The Government is temporarily the fourth largest airline in the country after hiring planes for the largest peacetime repatriation in history to help people get home.
Those stuck abroad will be brought back on these special charter flights or on other airlines at no cost to themselves.
Thomas Cook was bailed out to the tune of £900 million by investors in August – I do not think throwing taxpayers’ money at the firm would have helped in any way – and we would be facing the same situation we are now just a few weeks down the line.
I support the investigation into the firm – especially given the remuneration packages of management which I understand totalled some £20 million in the past five years.

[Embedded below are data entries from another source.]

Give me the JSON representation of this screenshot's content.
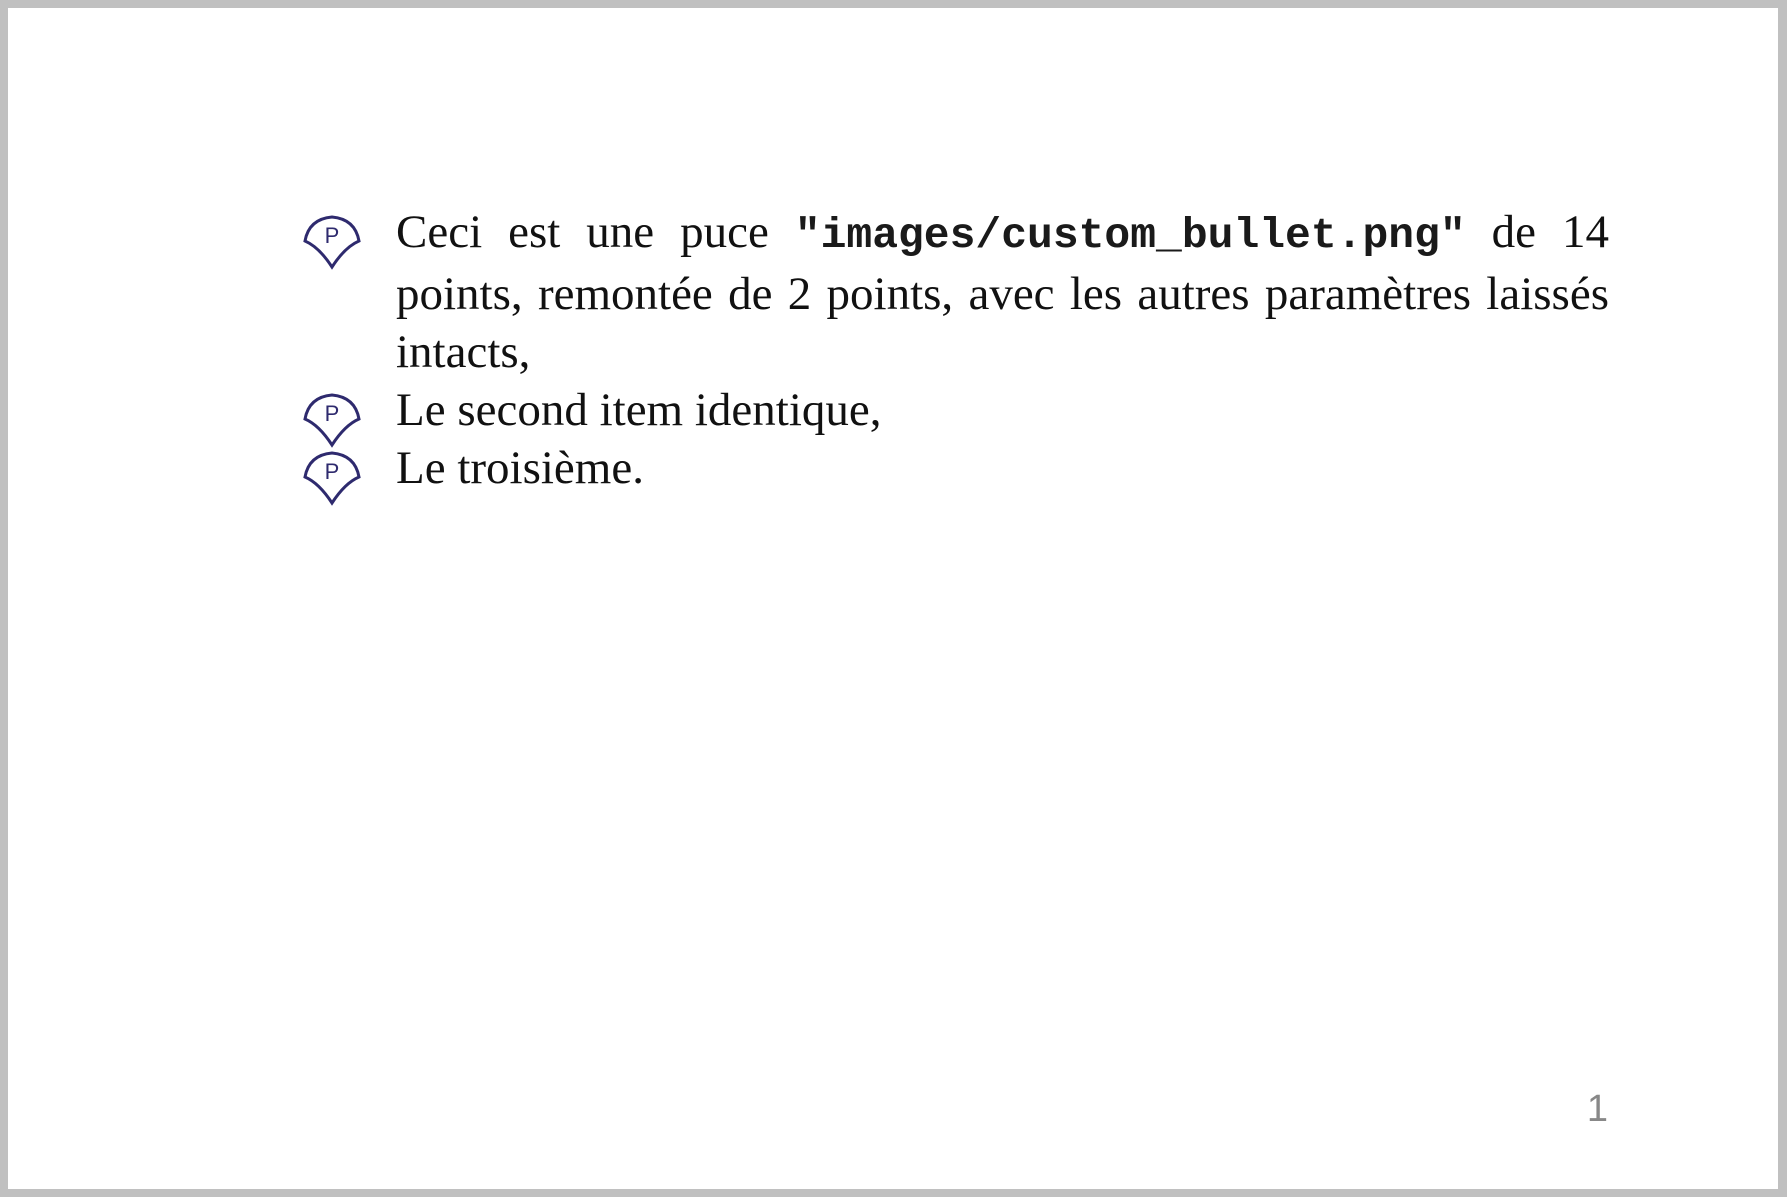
{
  "list": {
    "items": [
      {
        "text_before": "Ceci est une puce ",
        "code": "\"images/custom_bullet.png\"",
        "text_after": " de 14 points, remontée de 2 points, avec les autres paramètres laissés intacts,"
      },
      {
        "text": "Le second item identique,"
      },
      {
        "text": "Le troisième."
      }
    ],
    "bullet": {
      "icon": "custom-bullet-icon",
      "glyph": "P",
      "color": "#2e2a6e"
    }
  },
  "footer": {
    "page_number": "1"
  }
}
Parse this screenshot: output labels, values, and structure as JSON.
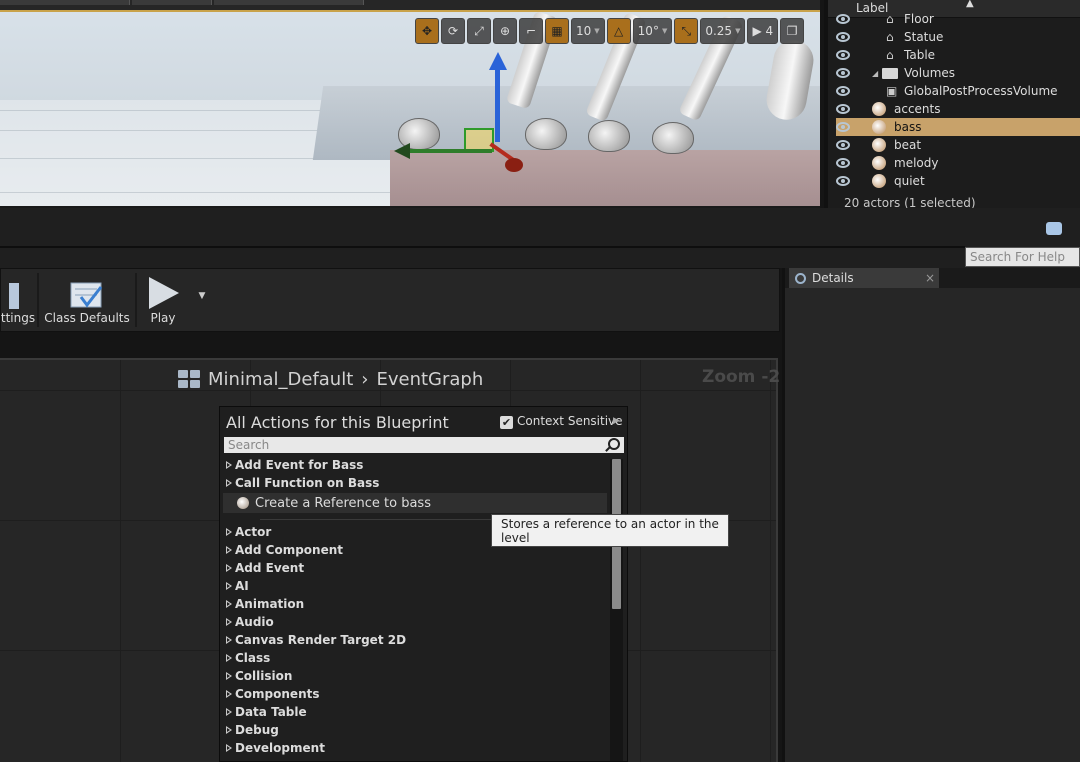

I hope there are not too many people affected here. Anyone with questions should initially look at https://thomascook.caa.co.uk. If anyone needs further help, do not hesitate to contact my office.
It is now clear Labour will simply not commit to any Brexit stance following their Conference. The official stance is now they will decide after a general election – after they have asked people to vote for them . They currently state they will somehow negotiate a better deal than that which they have rejected, and then campaign against their own deal and support Remain in another public vote. It’s a ridiculous stance and one which will continue the Brexit paralysis which has damaged us for so long.
We need to leave the EU on October 31 and forge a new relationship with out European partners and others around the world following a clean break. That is the only way we can get Brexit sorted.
We need to get back to concentrating on the 20,000 police officers this Government has pledged to put on the streets, the £14 billion boost for funding which is benefitting all of our state high schools and eight primary schools in Fylde, and the £34 billion boost for the NHS.
We should be debating the logistics of getting this money into the system, into how best to recruit staff; we’ve had three and a half years of Brexit debate and the constant deadlock has stagnated Parliament.